Try the old Lead Away cloth. That stuff will remove any bluing, hence the warning never to use it on a blued firearm.
I use a cheap soda blaster from Harbor Freight with my cheap Harbor Freight compressor. But then I only tinker on my own toys.
Cold blue is a selenium compound (Copper selenide is what you see on the steel) and should be able to be removed by any acid. Why the Birchwood Casey stuff, which is a mix of several acids, didn't work right off is indeed a mystery. What cold blue did you use? I would clean with a powerful degreaser like acetone or brake cleaner and try the Birchwood Casey stuff again. Stuff not intended for gun work can lead to problems like Naval Jelly being phosphoric acid based leaving iron phosphate. An acid like the B-C product should fix that.
I used Brownell's Ox-Pho Blue Liquid and Ox-Pho Blue Creme. Thanks for the tip on the naval jelly. It didn't seem all that effective any way. I misstated the order, BTW, I used the naval jelly before the Evapo Rust, so maybe things will be all right, but I'll rehit those areas with the B-C Blue & Rust Remover.
Vinegar (acetic acid) removes rust and blue
The acid that they have in the pool section will take it all off.

It's cheap too.
And etch metal. If you've used it (hydrochloric acid) to clean steel before welding you'll know that even diluted down quite a lot it leaves frosted metal from the etching - very reactive stuff.The old gunsmithing books advise sulfuric acid - diluted down quite a bit. The Birchwood Casey stuff has that plus phosphoric acid and a touch of oxalic acid all diluted down and ready to go.
I have heard muratic acid will remove bluing, but I've never tried it.
I used liquid case cleaner, it removes everything.
After another application of B C Rust and Blue remover and scrubbing hard with a plastic bristle brush, some more came off but there is still plenty of it in the threads of the ejector rod and also in the knurled end. It seems like it is more the shape of the surface that affects whether I can get the blue off. Anyway, I plan to move on and try to rust blue over these few areas that still have cold blue on them.
ospho rust remover will turn it white on contact
Very strange, the sulfuric acid in the BC should eat the cold blue immediately. Sounds like there's some kind of coating over the blue. Tried acetone or lacquer thinner firat?
I had to remove factory bluing once in preparation for browning a TC Hawken barrel. I started off with a wipe-down with brake cleaner outside. I used rubber gloves and safety goggles.

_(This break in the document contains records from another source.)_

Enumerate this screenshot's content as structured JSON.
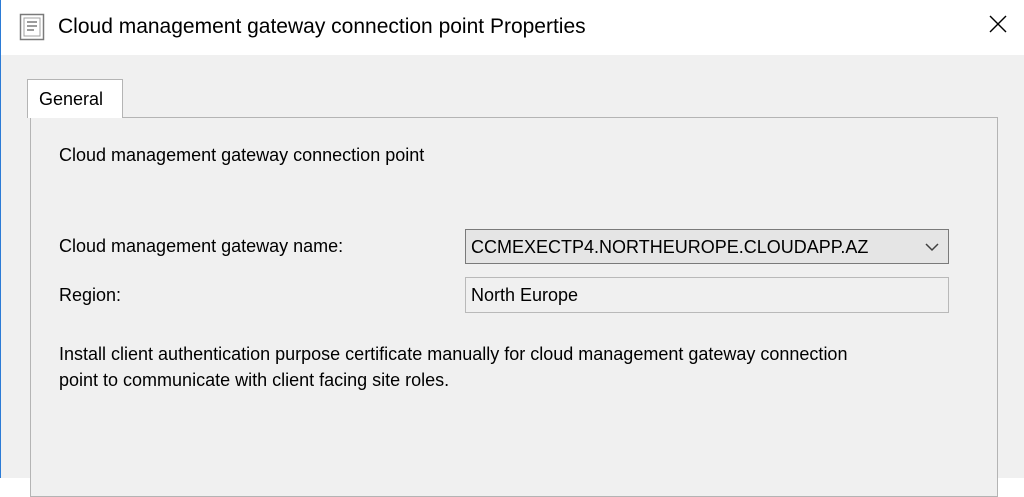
{
  "window": {
    "title": "Cloud management gateway connection point Properties",
    "title_icon": "properties-sheet-icon",
    "close_icon": "close-icon"
  },
  "tabs": [
    {
      "label": "General",
      "selected": true
    }
  ],
  "general": {
    "heading": "Cloud management gateway connection point",
    "gateway_name": {
      "label": "Cloud management gateway name:",
      "value": "CCMEXECTP4.NORTHEUROPE.CLOUDAPP.AZ",
      "icon": "chevron-down-icon"
    },
    "region": {
      "label": "Region:",
      "value": "North Europe"
    },
    "note_line1": "Install client authentication purpose certificate manually for cloud management gateway connection",
    "note_line2": "point to communicate with client facing site roles."
  },
  "colors": {
    "window_border": "#2b7bd6",
    "titlebar": "#ffffff",
    "dialog_background": "#f0f0f0"
  }
}
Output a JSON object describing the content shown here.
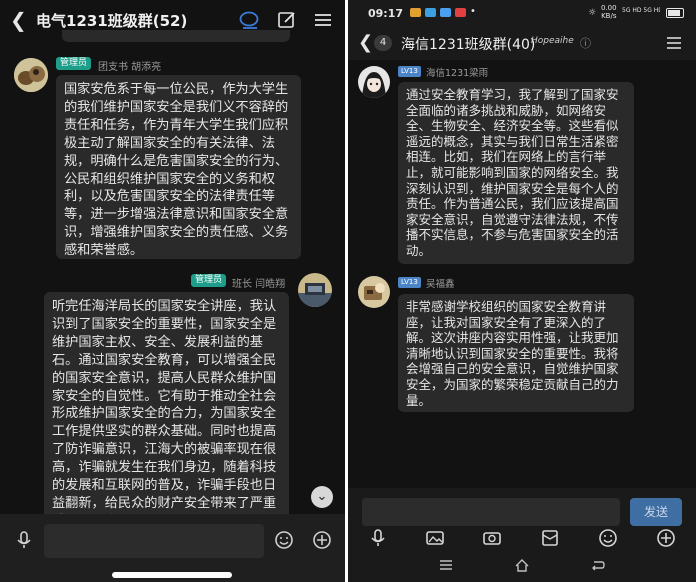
{
  "left": {
    "header": {
      "title": "电气1231班级群(52)"
    },
    "messages": [
      {
        "badge": "管理员",
        "sender": "团支书  胡添亮",
        "text": "国家安危系于每一位公民，作为大学生的我们维护国家安全是我们义不容辞的责任和任务，作为青年大学生我们应积极主动了解国家安全的有关法律、法规，明确什么是危害国家安全的行为、公民和组织维护国家安全的义务和权利，以及危害国家安全的法律责任等等，进一步增强法律意识和国家安全意识，增强维护国家安全的责任感、义务感和荣誉感。"
      },
      {
        "badge": "管理员",
        "sender": "班长  闫皓翔",
        "text": "听完任海洋局长的国家安全讲座，我认识到了国家安全的重要性，国家安全是维护国家主权、安全、发展利益的基石。通过国家安全教育，可以增强全民的国家安全意识，提高人民群众维护国家安全的自觉性。它有助于推动全社会形成维护国家安全的合力，为国家安全工作提供坚实的群众基础。同时也提高了防诈骗意识，江海大的被骗率现在很高，诈骗就发生在我们身边，随着科技的发展和互联网的普及，诈骗手段也日益翻新，给民众的财产安全带来了严重威胁。防止"
      }
    ]
  },
  "right": {
    "status": {
      "time": "09:17",
      "speed_value": "0.00",
      "speed_unit": "KB/s",
      "network": "5G HD 5G HD"
    },
    "header": {
      "count": "4",
      "title": "海信1231班级群(40)",
      "signature": "Hopeaihe"
    },
    "messages": [
      {
        "level": "LV13",
        "sender": "海信1231梁雨",
        "text": "通过安全教育学习，我了解到了国家安全面临的诸多挑战和威胁，如网络安全、生物安全、经济安全等。这些看似遥远的概念，其实与我们日常生活紧密相连。比如，我们在网络上的言行举止，就可能影响到国家的网络安全。我深刻认识到，维护国家安全是每个人的责任。作为普通公民，我们应该提高国家安全意识，自觉遵守法律法规，不传播不实信息，不参与危害国家安全的活动。"
      },
      {
        "level": "LV13",
        "sender": "吴福鑫",
        "text": "非常感谢学校组织的国家安全教育讲座，让我对国家安全有了更深入的了解。这次讲座内容实用性强，让我更加清晰地认识到国家安全的重要性。我将会增强自己的安全意识，自觉维护国家安全，为国家的繁荣稳定贡献自己的力量。"
      }
    ],
    "input": {
      "send_label": "发送"
    }
  },
  "icons": {
    "back": "chevron-left-icon",
    "chat": "chat-bubble-icon",
    "edit": "edit-square-icon",
    "menu": "menu-icon",
    "voice": "microphone-icon",
    "emoji": "emoji-icon",
    "add": "plus-circle-icon",
    "image": "image-icon",
    "camera": "camera-icon",
    "envelope": "red-packet-icon",
    "down": "chevron-down-icon"
  },
  "colors": {
    "background": "#121212",
    "bubble": "#2a2a2a",
    "admin_badge": "#1e9e8a",
    "level_badge": "#4c84c8",
    "accent": "#3b7bd8",
    "send_button": "#3f6ea2"
  }
}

I didn't know what I was doing, but I guessed that HCL (Muratic Acid) would do the job. I used a plastic hard-side gun case with the foam removed.

On one side, I mixed hot water and sodium bicarb (hot to get it to dissolve faster). It was room temp by the time I started. In the other side, I used plain cold water.

I plugged the barrel at both ends and placed it in the cold water and then began adding HCL slowly. It didn't take long. All of a sudden the bluing just vanished-- poof! I reached in and pulled out the barrel and stuck it in the sodium bicarb. After 5 minutes, I rinsed in cold water.

I'm not saying this is the best way, or even a good way. It worked, and the resulting browning job has lasted over 20 years.
I use acid in my blueing operation
The bathroom cleaner CLR will do the trick.